La réforme judiciaire est au cœur du plan, mais le système haïtien est à l’agonie. L’enquête sur l’assassinat de Moïse stagne, cinq juges s’étant succédé sous la pression politique et les menaces. Les prisons, surpeuplées à 300 %, ont enregistré 168 décès de détenus en 2024, principalement dus à la malnutrition, selon l’ONU. L’appel de l’OEA à des réformes manque de détails sur la lutte contre la corruption judiciaire ou la responsabilité des acteurs internationaux, dont les interventions passées ont souvent aggravé les problèmes haïtiens. Sans une stratégie claire pour restaurer la confiance et les capacités, la justice restera hors de portée.
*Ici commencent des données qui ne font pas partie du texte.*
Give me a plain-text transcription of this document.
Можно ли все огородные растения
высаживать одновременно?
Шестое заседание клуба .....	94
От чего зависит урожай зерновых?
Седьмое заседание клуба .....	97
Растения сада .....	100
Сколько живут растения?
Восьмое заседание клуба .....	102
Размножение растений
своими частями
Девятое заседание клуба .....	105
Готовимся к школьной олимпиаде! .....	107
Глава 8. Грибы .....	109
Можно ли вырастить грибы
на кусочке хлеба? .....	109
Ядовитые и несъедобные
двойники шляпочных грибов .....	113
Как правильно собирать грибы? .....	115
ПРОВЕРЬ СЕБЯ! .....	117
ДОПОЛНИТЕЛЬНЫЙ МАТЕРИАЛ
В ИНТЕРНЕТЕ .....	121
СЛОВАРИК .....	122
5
Le plan de l’OEA n’est pas dénué de mérites. Sa vision à long terme et son approche régionale tranchent avec les interventions ponctuelles du passé. Mais sa réussite repose sur trois impératifs : amplifier les solutions haïtiennes comme l’Accord de Montana, garantir un financement robuste pour la MSS, et s’attaquer au trafic d’armes et à la complicité des élites. La résilience d’Haïti, incarnée par sa société civile dynamique et sa diaspora, doit être au cœur de toute stratégie. L’OEA doit abandonner les approches paternalistes pour un véritable partenariat, reconnaissant Haïti non comme un problème à résoudre, mais comme une nation capable de tracer sa propre voie.


Si l’OEA échoue à s’adapter, son plan quinquennal risque de rejoindre la longue liste des promesses brisées, laissant le peuple haïtien porter seul le fardeau d’un système en ruines. Les enjeux sont trop grands pour une nouvelle aube illusoire.